Making punishment fit the crime: a tough task
ONE OF THE TOUGHEST tasks facing any judge is the fixing of a sentence that appropriately deals with the crime and the criminal.
And nowhere, we submit, is the task more difficult nor the opinions more diverse than when the task involves dealing with "white collar" crime and offences committed by juveniles.
Canadian courts have tended to be far more lenient than those in some other countries, and particularly those south of the Canada-U.S. border, where we observe the absurdity of multiple life sentences.
But that may be changing, in the wake of two highly publicized sentences, the first involving a teenaged girl who orchestrated the murder of a popular teen she wrongly perceived to be a rival for her boyfriend's affections.
There was pretty uniform applause when Superior Court Justice Ian Nordheimer rejected the idea of sentencing the girl the public then knew only as "M.T." as a young offender, thereby forever protecting her identity and removing any supervision (much less incarceration) after seven years.
Instead, he gave Melissa Todorovic, who was 14 when the boyfriend fatally stabbed Stefanie Rengel, a life sentence without eligibility for parole for seven years (dating from the time of arrest), the maximum provided by the Criminal Code for a young offender who is sentenced as an adult. Harsh as the penalty might seem to be, it's still well short of the mandatory 25 years of parole ineligibility for adults found guilty of firstdegree murder.
In the circumstances, the sentence was appropriate. However, the case did illustrate what we see as the most glaring flaw in the Youth Criminal Justice Act (YCJA).
It strikes us as passing strange that recent moves to reduce judicial discretion by legislating mandatory minimum sentences for some types of crimes aren't accompanied by moves to relax some mandatory court rules that are clearly not in the public interest.
Nowhere is that more obvious than in the way both the YJCA and the predecessor Young Offenders Act approached the issue of identification. Under both Acts, the media is forever banned from identifying the offender, no matter how heinous the crime nor how frequent the offences.
Surely there would be little or no harm and much potential benefit from an amendment that would allow judges to permit identification, following a conviction, in instances where the disclosure is sought by the Crown, defence or the media. And we think that for those convicted of violent crimes committed when they are 16 or 17, disclosure of the offender's identity should be almost mandatory.
As for the "white collar" criminal, none has won more public sympathy than Livent founder Garth Drabinsky, who last week was given a much longer sentence (seven years) than some had expected, albeit far less than he would have received had the trial taken place in the U.S. (And one there may yet be faced, for the same offence of "bookcooking.")
We suspect there will never be any consensus as to the appropriate sentence for an accounting fraud that propelled a theatre company onto the global stage while ultimately leading to its demise.
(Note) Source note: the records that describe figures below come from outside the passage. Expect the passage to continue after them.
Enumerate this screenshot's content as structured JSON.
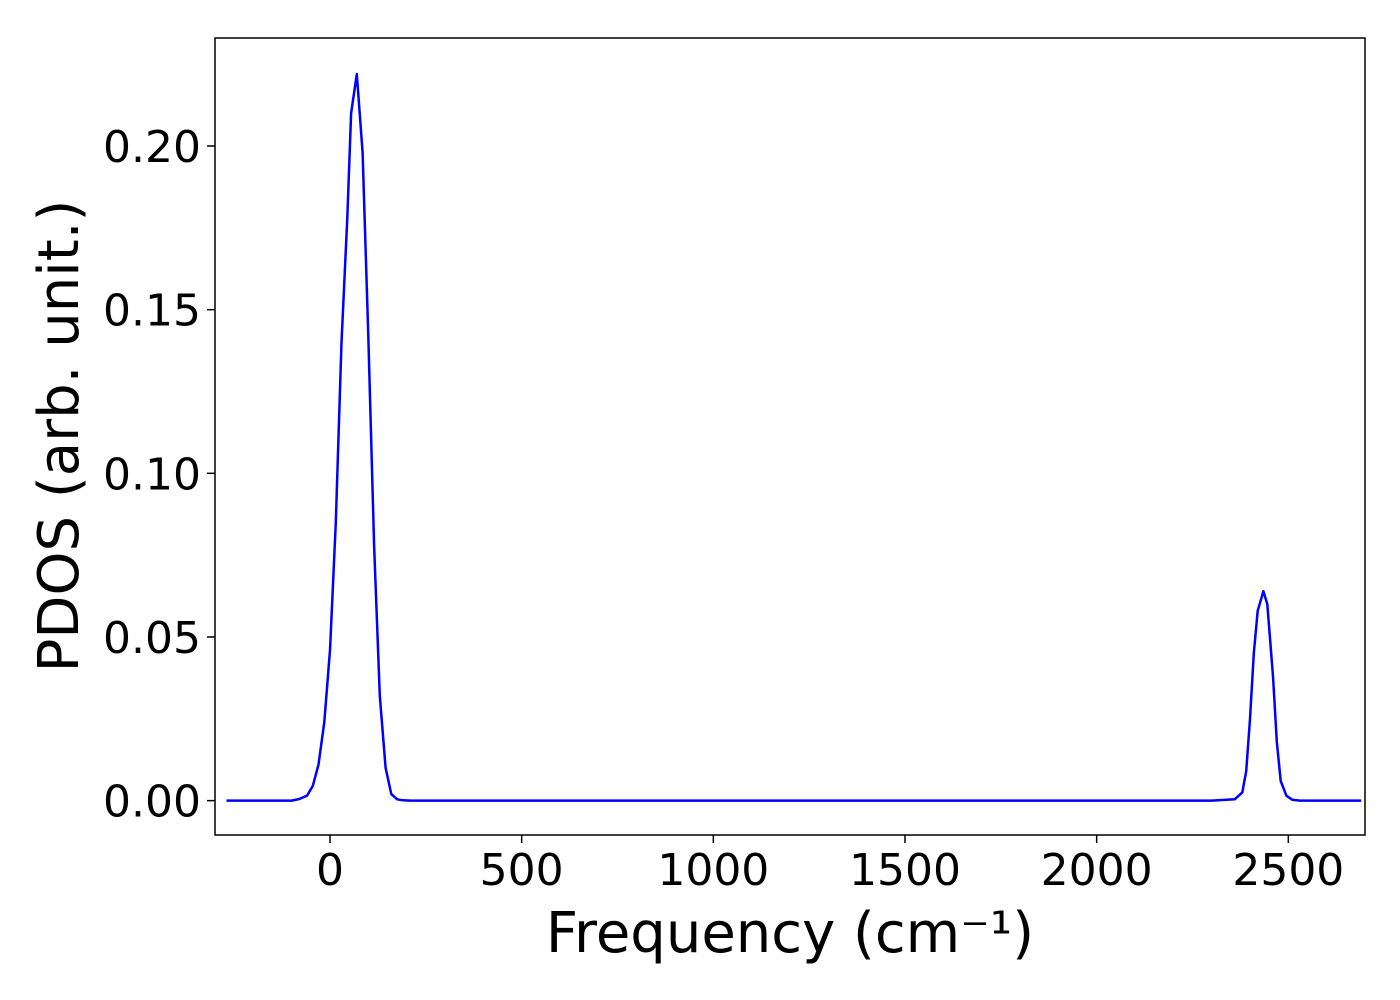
{
  "chart_data": {
    "type": "line",
    "title": "",
    "xlabel": "Frequency (cm⁻¹)",
    "ylabel": "PDOS (arb. unit.)",
    "xlim": [
      -300,
      2700
    ],
    "ylim": [
      -0.0105,
      0.233
    ],
    "xticks": [
      0,
      500,
      1000,
      1500,
      2000,
      2500
    ],
    "xtick_labels": [
      "0",
      "500",
      "1000",
      "1500",
      "2000",
      "2500"
    ],
    "yticks": [
      0.0,
      0.05,
      0.1,
      0.15,
      0.2
    ],
    "ytick_labels": [
      "0.00",
      "0.05",
      "0.10",
      "0.15",
      "0.20"
    ],
    "grid": false,
    "legend": "none",
    "series": [
      {
        "color": "#0000ff",
        "x": [
          -270,
          -100,
          -80,
          -60,
          -45,
          -30,
          -15,
          0,
          15,
          30,
          45,
          55,
          70,
          85,
          100,
          115,
          130,
          145,
          160,
          175,
          190,
          210,
          300,
          500,
          1000,
          1500,
          2000,
          2300,
          2360,
          2380,
          2390,
          2400,
          2410,
          2420,
          2435,
          2445,
          2460,
          2470,
          2480,
          2495,
          2510,
          2530,
          2690
        ],
        "y": [
          0.0,
          0.0,
          0.0005,
          0.0015,
          0.0045,
          0.011,
          0.024,
          0.046,
          0.085,
          0.14,
          0.178,
          0.21,
          0.222,
          0.198,
          0.142,
          0.078,
          0.032,
          0.01,
          0.002,
          0.0004,
          0.0001,
          0.0,
          0.0,
          0.0,
          0.0,
          0.0,
          0.0,
          0.0,
          0.0004,
          0.0025,
          0.009,
          0.025,
          0.045,
          0.058,
          0.064,
          0.06,
          0.038,
          0.018,
          0.006,
          0.0015,
          0.0003,
          0.0,
          0.0
        ]
      }
    ]
  }
}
The trial judge, Superior Court Justice Mary Lou Benotto, said she had taken into account the contributions to society made by Mr. Drabinsky and his partner, Myron Gottlieb (who got six years) but no one was above the law and the sentence was a message to "those in business and the community ... that this will be the court's response to corporate fraud."
Interestingly, the sentences were almost what the Crown was seeking (eight to 10 years) and far beyond the defence lawyers' proposal of two years' house arrest. And they average out to the 6.5 years Conrad Black received for his convictions in the U.S. for fraud and obstructing justice.
Appropriately, the sentences were far short of that meted out to Bernard Lawrence "Bernie" Madoff, the former financier who admitted to defrauding thousands of investors of billions of dollars through the operation of a 'Ponzi' scheme that has been called the largest investor fraud ever committed by a single person.
Breaking the normal rule that a guilty plea will reduce your penalty, the New York court gave the 71-year-old fraud artist the maximum 150 years the law allowed.
Without a doubt, such sentences win public approval. But are they really required?
Clearly, there's little likelihood than any of Messrs. Madoff, Drabinsky and Gottlieb will even have an opportunity to reoffend, and shorter sentences would at least have minimized the number of taxpayer dollars needed to house them.
While there's obviously a need to deter other would-be fraud artists, the problem is that since none of them expects to get caught, the length of a "loser's" jail term will strike them as irrelevant.
Politically attractive as they might be, long sentences meted out as retribution for high-profile but non-violent crime will likely do little more than further pilfer the public purse.